I’m pleased to revisit this viola, having already made this model as a commission earlier in the year. I was happy with the rich, warm sound it made and so were some of the players who saw it. One of these players has been hiring my small violas for several years, and is now ready to commit to her forever instrument. She’s a talented young viola player, currently studying at the Junior RNCM.
This model is based on an early English viola which I measured up when I was a violin making student, and was the first viola I ever made. For the current version I’ve made new templates and mould and adapted the design slightly in the light of over 40 years experience!
I’ve started by making the ribs, which are strips of maple planed to just over 1mm and bent to fit round the mould. When they are all glued in place, I fit the linings, small strips of spruce which build up the eventual gluing surface with the back and front.
Next up is the scroll; for violas I always keep this as light as possible. As I didn’t have much information for the original scroll from the viola I’m copying, I’ve used as my model a lovely head by the early English maker Jacob Ford.
I’m now working on the back, which is from maple that Naomi chose from the pieces that I offered her, which I thought would suit her viola. I’ve started by taking some of the wood from the eventual inside of the instrument, then cut out the outline and roughed out the arching.
Naomi was keen to have some decoration on the viola. Although the original didn’t have any, it’s quite common for English instruments of this time to have some decoration, so I was happy to oblige. I used a design that is seen on some of the early Italian instruments. The decoration is all inlaid, as is the purfling, the three lines around the edge, that it grows out of. To make the inlay, I use strips of pear wood dyed black, and spindlewood for the central white.

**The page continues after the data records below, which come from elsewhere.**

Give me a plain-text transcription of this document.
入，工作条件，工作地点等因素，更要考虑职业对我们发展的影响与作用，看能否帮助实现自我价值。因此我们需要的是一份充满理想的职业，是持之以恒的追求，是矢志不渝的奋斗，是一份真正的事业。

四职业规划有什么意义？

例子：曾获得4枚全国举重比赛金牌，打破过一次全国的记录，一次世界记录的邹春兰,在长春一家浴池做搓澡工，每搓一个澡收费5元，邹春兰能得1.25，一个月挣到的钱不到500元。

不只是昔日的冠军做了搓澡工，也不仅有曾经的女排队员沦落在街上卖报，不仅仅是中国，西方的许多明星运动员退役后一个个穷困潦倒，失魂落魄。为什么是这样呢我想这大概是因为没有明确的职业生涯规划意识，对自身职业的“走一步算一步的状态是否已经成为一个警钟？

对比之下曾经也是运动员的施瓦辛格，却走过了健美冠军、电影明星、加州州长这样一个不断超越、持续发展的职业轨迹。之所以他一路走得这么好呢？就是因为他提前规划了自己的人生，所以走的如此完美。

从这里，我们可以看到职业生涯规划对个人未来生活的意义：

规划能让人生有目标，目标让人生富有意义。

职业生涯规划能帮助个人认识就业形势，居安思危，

I printed the design on paper (an advantage we have over the early violin makers) and then glued it onto the front, so that I could cut the channel onto the wood with a knife. Then I bent the purfling strips and glued them in place.
With the purfling all inlaid, I finalised the arching and then turned the plate over to finish the thicknessing. I worked carefully, tapping and flexing the plate until it sounds and feels right, a good balance of stiffness and flexibility, and a nice resonant ring.
With the thicknessing done, I cut the f-holes in the front. These are quite a typical design for this period of viola, widely spaced and so upright they almost look as if they lean outwards. The final job for the frotn is to fit and glue the bass bar, which reinforces the front and enhances the lower register of the viola.
Then I take the ribs off the mould, finish the internal surfaces, glue the ribs to the back and then the front to the ribs.
I’ve now fitted the neck and shaped it carefully so that it is slender and smooth and easy to get round. So the viola is finished ‘in the white’, ready for varnishing.
And now the viola is finished. I’ve use a homemade golden-brown oil varnish, and put in slight wear and patina so that it doesn’t look squeaky new. First impressions are that the sound is very even and powerful.